The spot cash market has been the leader in the markets over the last several weeks with tremendous strength, setting several new all-time highs in the spot cash market. After Posting a high-water mark of $186.00 last week in the southern region, the packers finally seem to have: 1. Gotten more inventory around them and 2. pushed the retail meat prices (cutout) higher to get margin back into their favor. The week of 6/12 we saw the first decline in the spot cash price at $182.00 in the Kansas, Texas, and Oklahoma region which was $4.00 off the previous week’s highs. With the historically strong basis (we covered basis in a previous blog post), weakness in the spot cash market will likely lead to weakness in the futures market. However, as the markets get closer to the futures contract expiration, the convergence will bring the markets together. Because of this convergence, feedlot risk managers are eager to market their cattle and capture the historically wide basis. This leads to weakening of the markets because of willing sellers.

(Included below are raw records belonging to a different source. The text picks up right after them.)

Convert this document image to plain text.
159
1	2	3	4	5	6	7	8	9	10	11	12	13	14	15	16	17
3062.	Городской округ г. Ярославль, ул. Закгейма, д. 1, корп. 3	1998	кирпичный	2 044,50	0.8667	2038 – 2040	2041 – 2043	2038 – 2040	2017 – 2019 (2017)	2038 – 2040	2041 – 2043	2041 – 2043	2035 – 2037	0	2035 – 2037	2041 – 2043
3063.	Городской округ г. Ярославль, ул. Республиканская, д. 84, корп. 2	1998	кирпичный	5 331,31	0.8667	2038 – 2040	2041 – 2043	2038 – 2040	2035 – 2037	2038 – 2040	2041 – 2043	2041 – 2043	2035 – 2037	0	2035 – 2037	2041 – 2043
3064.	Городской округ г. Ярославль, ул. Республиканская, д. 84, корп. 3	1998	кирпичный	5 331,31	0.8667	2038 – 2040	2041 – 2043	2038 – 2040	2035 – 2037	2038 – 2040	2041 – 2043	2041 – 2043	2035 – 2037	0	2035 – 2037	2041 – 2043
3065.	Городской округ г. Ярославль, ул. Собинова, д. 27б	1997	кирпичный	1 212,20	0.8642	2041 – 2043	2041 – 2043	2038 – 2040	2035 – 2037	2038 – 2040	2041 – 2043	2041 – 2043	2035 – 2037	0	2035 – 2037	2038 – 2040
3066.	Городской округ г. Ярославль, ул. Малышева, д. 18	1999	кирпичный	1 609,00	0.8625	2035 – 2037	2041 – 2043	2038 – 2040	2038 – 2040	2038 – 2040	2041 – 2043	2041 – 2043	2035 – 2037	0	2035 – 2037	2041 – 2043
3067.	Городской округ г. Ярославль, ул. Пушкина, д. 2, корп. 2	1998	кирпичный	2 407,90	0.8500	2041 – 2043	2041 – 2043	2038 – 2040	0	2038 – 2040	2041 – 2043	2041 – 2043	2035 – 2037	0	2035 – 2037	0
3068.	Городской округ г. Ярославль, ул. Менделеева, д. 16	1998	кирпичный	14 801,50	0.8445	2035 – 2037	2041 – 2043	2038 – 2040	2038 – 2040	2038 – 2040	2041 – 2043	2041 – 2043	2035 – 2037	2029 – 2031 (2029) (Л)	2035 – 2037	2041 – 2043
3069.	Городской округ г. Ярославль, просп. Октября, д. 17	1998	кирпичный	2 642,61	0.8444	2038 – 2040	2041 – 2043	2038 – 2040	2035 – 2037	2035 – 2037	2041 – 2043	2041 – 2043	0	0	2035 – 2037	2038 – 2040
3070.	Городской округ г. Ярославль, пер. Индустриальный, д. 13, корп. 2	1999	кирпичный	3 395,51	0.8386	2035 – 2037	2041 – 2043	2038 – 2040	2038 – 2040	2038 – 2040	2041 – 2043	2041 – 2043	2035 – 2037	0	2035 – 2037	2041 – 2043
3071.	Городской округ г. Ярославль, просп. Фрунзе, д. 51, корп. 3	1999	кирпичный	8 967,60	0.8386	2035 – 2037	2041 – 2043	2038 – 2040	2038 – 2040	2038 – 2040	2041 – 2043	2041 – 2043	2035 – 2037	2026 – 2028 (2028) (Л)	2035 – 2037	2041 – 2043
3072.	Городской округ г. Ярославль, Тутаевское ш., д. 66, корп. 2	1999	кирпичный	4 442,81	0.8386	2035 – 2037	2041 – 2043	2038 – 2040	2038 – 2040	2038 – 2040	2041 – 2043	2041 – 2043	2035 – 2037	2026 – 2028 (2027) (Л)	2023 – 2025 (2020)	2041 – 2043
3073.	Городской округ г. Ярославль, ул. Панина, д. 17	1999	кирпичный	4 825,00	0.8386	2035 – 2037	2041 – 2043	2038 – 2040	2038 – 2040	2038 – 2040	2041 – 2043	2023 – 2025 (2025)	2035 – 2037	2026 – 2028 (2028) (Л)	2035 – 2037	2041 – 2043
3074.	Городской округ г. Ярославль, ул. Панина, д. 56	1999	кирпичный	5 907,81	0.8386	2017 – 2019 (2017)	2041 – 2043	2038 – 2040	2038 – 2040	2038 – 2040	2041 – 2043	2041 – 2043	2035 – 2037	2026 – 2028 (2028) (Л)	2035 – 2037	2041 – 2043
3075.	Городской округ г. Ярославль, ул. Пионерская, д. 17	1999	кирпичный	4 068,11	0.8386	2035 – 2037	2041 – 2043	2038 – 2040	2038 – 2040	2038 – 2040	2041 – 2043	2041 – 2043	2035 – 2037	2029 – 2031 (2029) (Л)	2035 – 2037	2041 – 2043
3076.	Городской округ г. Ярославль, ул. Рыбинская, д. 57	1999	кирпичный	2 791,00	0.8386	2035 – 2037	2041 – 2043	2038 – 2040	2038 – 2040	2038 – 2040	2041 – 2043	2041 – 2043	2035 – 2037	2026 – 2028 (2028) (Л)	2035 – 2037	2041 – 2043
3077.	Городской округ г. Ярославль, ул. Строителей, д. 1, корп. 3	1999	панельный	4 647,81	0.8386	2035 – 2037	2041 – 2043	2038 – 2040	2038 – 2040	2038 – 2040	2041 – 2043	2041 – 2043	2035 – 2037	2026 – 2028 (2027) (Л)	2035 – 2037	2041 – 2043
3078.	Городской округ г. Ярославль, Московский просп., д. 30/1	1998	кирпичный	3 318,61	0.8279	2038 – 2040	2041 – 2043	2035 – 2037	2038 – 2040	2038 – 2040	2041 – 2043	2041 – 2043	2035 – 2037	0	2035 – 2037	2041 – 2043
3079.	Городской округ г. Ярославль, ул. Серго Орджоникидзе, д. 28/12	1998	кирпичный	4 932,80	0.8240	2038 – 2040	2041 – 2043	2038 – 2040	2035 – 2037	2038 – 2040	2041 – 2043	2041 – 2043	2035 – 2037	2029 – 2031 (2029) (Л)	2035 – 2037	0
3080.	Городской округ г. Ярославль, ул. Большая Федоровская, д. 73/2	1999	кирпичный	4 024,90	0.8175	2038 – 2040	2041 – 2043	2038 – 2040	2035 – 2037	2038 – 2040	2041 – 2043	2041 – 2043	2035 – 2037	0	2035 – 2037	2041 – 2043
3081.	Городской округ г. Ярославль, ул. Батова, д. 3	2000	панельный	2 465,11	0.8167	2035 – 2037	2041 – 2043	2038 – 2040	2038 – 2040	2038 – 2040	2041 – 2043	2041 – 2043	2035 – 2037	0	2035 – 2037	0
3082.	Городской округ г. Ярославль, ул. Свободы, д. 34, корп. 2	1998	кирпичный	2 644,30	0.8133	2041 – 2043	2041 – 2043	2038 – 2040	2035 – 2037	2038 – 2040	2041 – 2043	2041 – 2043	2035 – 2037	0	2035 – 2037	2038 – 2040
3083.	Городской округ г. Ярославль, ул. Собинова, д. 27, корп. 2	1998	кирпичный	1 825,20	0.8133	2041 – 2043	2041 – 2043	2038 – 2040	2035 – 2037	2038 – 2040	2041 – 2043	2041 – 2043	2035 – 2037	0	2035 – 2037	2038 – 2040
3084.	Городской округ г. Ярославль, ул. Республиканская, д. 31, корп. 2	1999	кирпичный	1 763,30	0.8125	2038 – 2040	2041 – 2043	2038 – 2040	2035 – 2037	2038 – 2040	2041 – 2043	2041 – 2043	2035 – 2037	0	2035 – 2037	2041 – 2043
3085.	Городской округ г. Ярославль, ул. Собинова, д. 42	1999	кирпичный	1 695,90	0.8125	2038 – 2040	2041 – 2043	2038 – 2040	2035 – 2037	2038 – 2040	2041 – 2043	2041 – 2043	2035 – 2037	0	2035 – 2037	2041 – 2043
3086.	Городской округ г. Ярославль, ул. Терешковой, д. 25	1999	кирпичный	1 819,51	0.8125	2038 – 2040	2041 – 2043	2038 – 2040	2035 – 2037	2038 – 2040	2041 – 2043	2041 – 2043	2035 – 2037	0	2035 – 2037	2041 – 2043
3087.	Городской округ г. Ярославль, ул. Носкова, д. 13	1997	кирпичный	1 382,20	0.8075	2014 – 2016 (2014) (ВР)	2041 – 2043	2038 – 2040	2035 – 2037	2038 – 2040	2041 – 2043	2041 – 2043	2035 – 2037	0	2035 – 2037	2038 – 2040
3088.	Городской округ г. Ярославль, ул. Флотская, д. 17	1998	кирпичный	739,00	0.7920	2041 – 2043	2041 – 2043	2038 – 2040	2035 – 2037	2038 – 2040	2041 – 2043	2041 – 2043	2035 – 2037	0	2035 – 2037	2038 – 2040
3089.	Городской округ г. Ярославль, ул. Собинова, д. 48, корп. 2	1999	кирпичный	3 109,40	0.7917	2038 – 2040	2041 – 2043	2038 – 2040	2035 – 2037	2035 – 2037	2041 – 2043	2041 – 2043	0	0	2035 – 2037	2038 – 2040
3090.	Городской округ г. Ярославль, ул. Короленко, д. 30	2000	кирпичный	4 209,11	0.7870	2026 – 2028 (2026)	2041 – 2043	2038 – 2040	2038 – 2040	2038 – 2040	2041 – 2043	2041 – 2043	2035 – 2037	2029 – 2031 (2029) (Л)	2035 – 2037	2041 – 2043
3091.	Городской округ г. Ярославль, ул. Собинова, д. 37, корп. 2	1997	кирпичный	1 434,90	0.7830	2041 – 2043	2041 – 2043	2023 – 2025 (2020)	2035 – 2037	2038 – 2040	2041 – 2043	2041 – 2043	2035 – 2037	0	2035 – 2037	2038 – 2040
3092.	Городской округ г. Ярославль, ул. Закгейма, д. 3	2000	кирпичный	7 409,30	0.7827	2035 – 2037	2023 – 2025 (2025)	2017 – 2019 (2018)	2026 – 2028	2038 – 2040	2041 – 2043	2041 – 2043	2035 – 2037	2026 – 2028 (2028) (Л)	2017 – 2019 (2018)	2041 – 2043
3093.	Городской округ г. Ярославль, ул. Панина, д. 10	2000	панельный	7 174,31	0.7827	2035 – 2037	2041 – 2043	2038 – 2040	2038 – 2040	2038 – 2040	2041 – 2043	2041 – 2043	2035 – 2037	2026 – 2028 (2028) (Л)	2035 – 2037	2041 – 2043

The blue line on top is the spot Cash Market and the black line on the bottom is the August Futures market. The current Basis is $8 to $10 over the 3-year average and $8 over the 5- & 10-year averages. This Improves the profitability of hedgers cattle from $100 to $150 per head. One thing is for sure in the cattle markets, every year is unique and has characteristics that resemble other years in our history and often we look to those years to get a glimpse of what the current year may be trying to tell us.
The above chart is the August 2023 LC in Blue and the 2017 August LC in purple. If 2017 is any indication we can expect weakening markets from the 4th of July into the end of August. With the overall tight supplies of fat cattle available, the rate of decrease will likely be more moderate into expiration.